Step 4:unextimes++ if unextimes=T-S changes Step 7, otherwise changes Step 5.

Step 5: get next thread, change Step 3.

Step 6: make unextimes=0, if A [x, y]=-1 is dispensed to this thread [x, y] position, and the origin-location is changed to-1; Otherwise with the thread switch on this thread and [x, the y].Change Step 5.

Step 7: the position output mapped file according to each thread, finish.

Be example with above-mentioned H.264 demoder still, suppose not have particular thread need be fixed on certain particular processor unit, set d=1, the result that this method is carried out is: IP10 maps to (0,0), and IP9 maps to (0,2); IP7 maps to (0,3), and IP2 maps to (1,0), and IP11 maps to (1,1), and IP1 maps to (1; 2), IP3 maps to (1,3), and IP5 maps to (2,0), and IP0 maps to (2,1); IP6 maps to (2,2), and IP4 maps to (2,3), and IP8 maps to (3,2).

Suppose that thread IP5 must map to (3,1) in advance, set d=2, the result that this moment, this method was carried out is: IP10 maps to (3,3), and IP9 maps to (1,3); IP7 maps to (0,3), and IP2 maps to (3,2), and IP11 maps to (2,2), and IP1 maps to (1; 2), IP3 maps to (0,2), and IP5 maps to (3,1), and IP0 maps to (2,1); IP6 maps to (1,1), and IP4 maps to (0,1), and IP8 maps to (1,0).

Carrying out coding-decoding operation with two sections film-pieces that only contain box and hand is instantiation, and it maps to 20 threads among 5 * 5 the NoC, and document 1 said method and the inventive method power consumption and time ratio are seen table 2 and table 3 more respectively:

Table 2 document 1 said method and the inventive method power consumption comparison sheet

Table 3 document 1 said method and the inventive method time comparison sheet

Data show in table 2 and the table 3, and the optimum solution that method of the present invention is calculated is littler than document 1 described optimum solution power consumption; And when d=1, the time of finding the solution is shorter.

Should be noted that and understand, under the situation that does not break away from the desired the spirit and scope of the present invention of accompanying Claim, can make various modifications and improvement the present invention of above-mentioned detailed description.Therefore, the scope of the technical scheme of requirement protection does not receive the restriction of given any specific exemplary teachings.

Claims

1. the duty mapping method of a two-dimensional grid network-on-chip comprises the following steps:

3) export mapped file according to the position of said all threads.

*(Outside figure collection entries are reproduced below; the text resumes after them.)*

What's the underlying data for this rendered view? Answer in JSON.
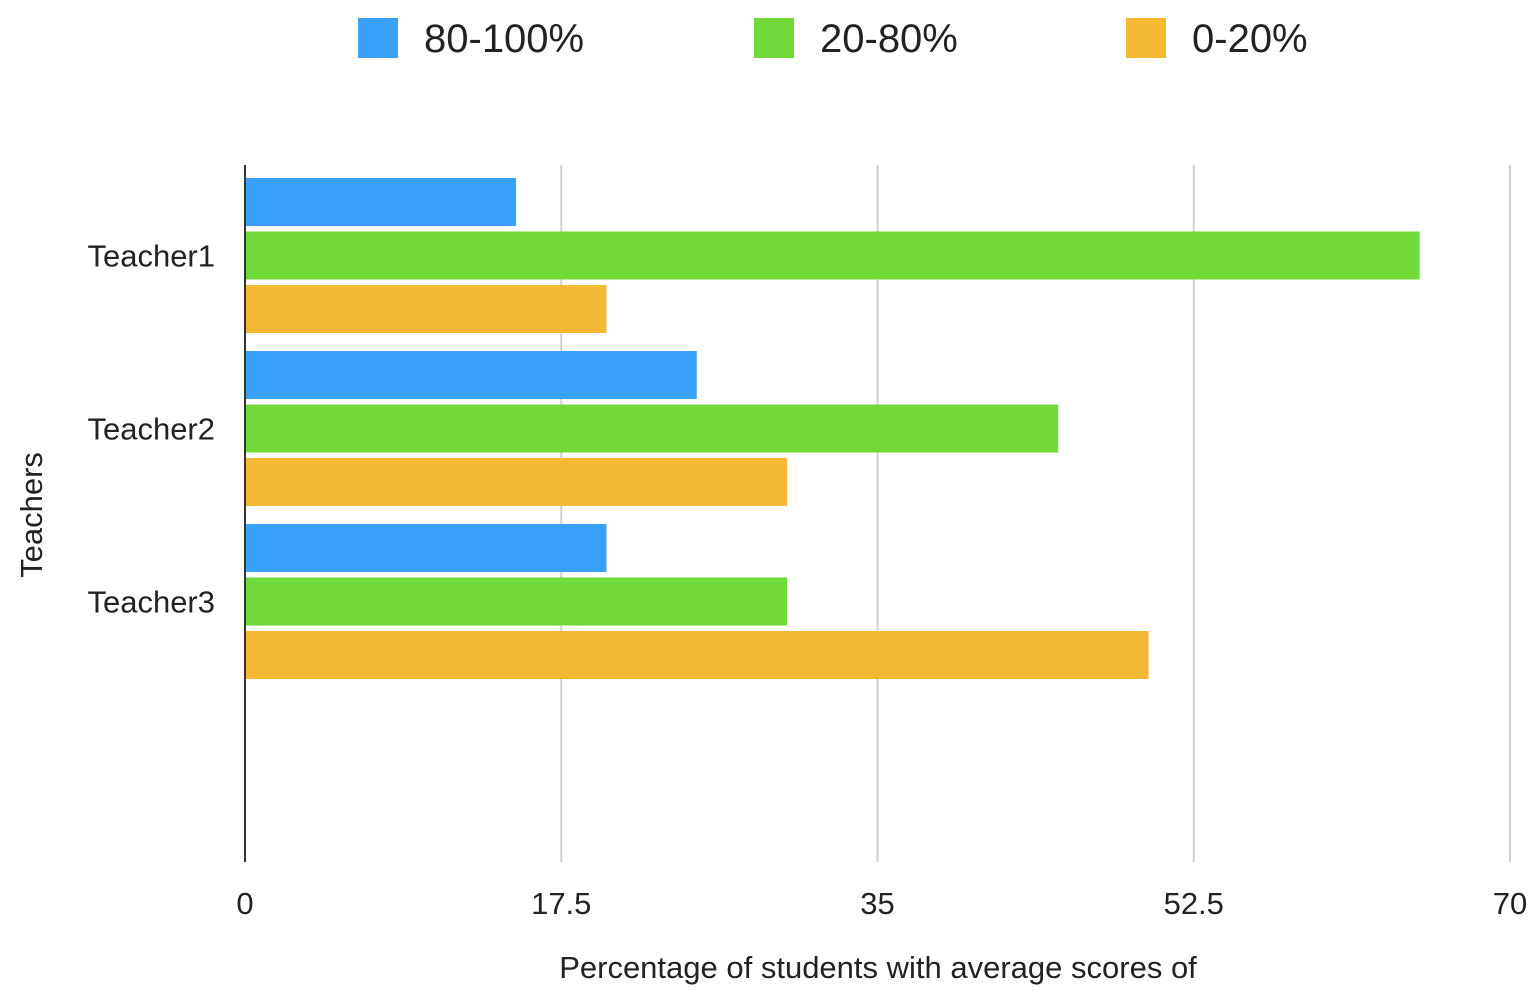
{
  "chart_data": {
    "type": "bar",
    "orientation": "horizontal",
    "categories": [
      "Teacher1",
      "Teacher2",
      "Teacher3"
    ],
    "series": [
      {
        "name": "80-100%",
        "color": "#3aa1f9",
        "values": [
          15,
          25,
          20
        ]
      },
      {
        "name": "20-80%",
        "color": "#72d93a",
        "values": [
          65,
          45,
          30
        ]
      },
      {
        "name": "0-20%",
        "color": "#f5b833",
        "values": [
          20,
          30,
          50
        ]
      }
    ],
    "xlabel": "Percentage of students with average scores of",
    "ylabel": "Teachers",
    "xlim": [
      0,
      70
    ],
    "xticks": [
      0,
      17.5,
      35,
      52.5,
      70
    ],
    "xtick_labels": [
      "0",
      "17.5",
      "35",
      "52.5",
      "70"
    ],
    "grid": "vertical",
    "legend_position": "top"
  }
}
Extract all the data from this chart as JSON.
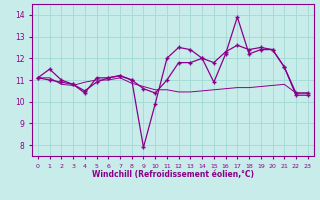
{
  "xlabel": "Windchill (Refroidissement éolien,°C)",
  "bg_color": "#c8ecea",
  "line_color": "#8b008b",
  "grid_color": "#a0d8d4",
  "xlim": [
    -0.5,
    23.5
  ],
  "ylim": [
    7.5,
    14.5
  ],
  "yticks": [
    8,
    9,
    10,
    11,
    12,
    13,
    14
  ],
  "xticks": [
    0,
    1,
    2,
    3,
    4,
    5,
    6,
    7,
    8,
    9,
    10,
    11,
    12,
    13,
    14,
    15,
    16,
    17,
    18,
    19,
    20,
    21,
    22,
    23
  ],
  "line1_x": [
    0,
    1,
    2,
    3,
    4,
    5,
    6,
    7,
    8,
    9,
    10,
    11,
    12,
    13,
    14,
    15,
    16,
    17,
    18,
    19,
    20,
    21,
    22,
    23
  ],
  "line1_y": [
    11.1,
    11.5,
    11.0,
    10.8,
    10.4,
    11.1,
    11.1,
    11.2,
    11.0,
    7.9,
    9.9,
    12.0,
    12.5,
    12.4,
    12.0,
    10.9,
    12.2,
    13.9,
    12.2,
    12.4,
    12.4,
    11.6,
    10.3,
    10.3
  ],
  "line2_x": [
    0,
    1,
    2,
    3,
    4,
    5,
    6,
    7,
    8,
    9,
    10,
    11,
    12,
    13,
    14,
    15,
    16,
    17,
    18,
    19,
    20,
    21,
    22,
    23
  ],
  "line2_y": [
    11.1,
    11.0,
    10.9,
    10.8,
    10.5,
    10.9,
    11.1,
    11.2,
    11.0,
    10.6,
    10.4,
    11.0,
    11.8,
    11.8,
    12.0,
    11.8,
    12.3,
    12.6,
    12.4,
    12.5,
    12.4,
    11.6,
    10.4,
    10.4
  ],
  "line3_x": [
    0,
    1,
    2,
    3,
    4,
    5,
    6,
    7,
    8,
    9,
    10,
    11,
    12,
    13,
    14,
    15,
    16,
    17,
    18,
    19,
    20,
    21,
    22,
    23
  ],
  "line3_y": [
    11.1,
    11.1,
    10.8,
    10.75,
    10.9,
    11.0,
    11.0,
    11.1,
    10.85,
    10.7,
    10.55,
    10.55,
    10.45,
    10.45,
    10.5,
    10.55,
    10.6,
    10.65,
    10.65,
    10.7,
    10.75,
    10.8,
    10.4,
    10.4
  ]
}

2. method according to claim 1 is characterized in that, said step 1) comprises:

3. method according to claim 1 is characterized in that, said all threads also comprise the special thread that need map to ad-hoc location.

4. method according to claim 3 is characterized in that, said step 1) comprises:

11 ') list said special thread in a formation;

5. according to claim 2 or 4 described methods, it is characterized in that said step 13) is calculated common thread desired location to be allocated according to following formula according to the thread desired location of having distributed:

6. according to claim 2 or 4 described methods, it is characterized in that said step 2) comprising:

7. method according to claim 6 is characterized in that, said and distance desired location is calculated according to manhatton distance.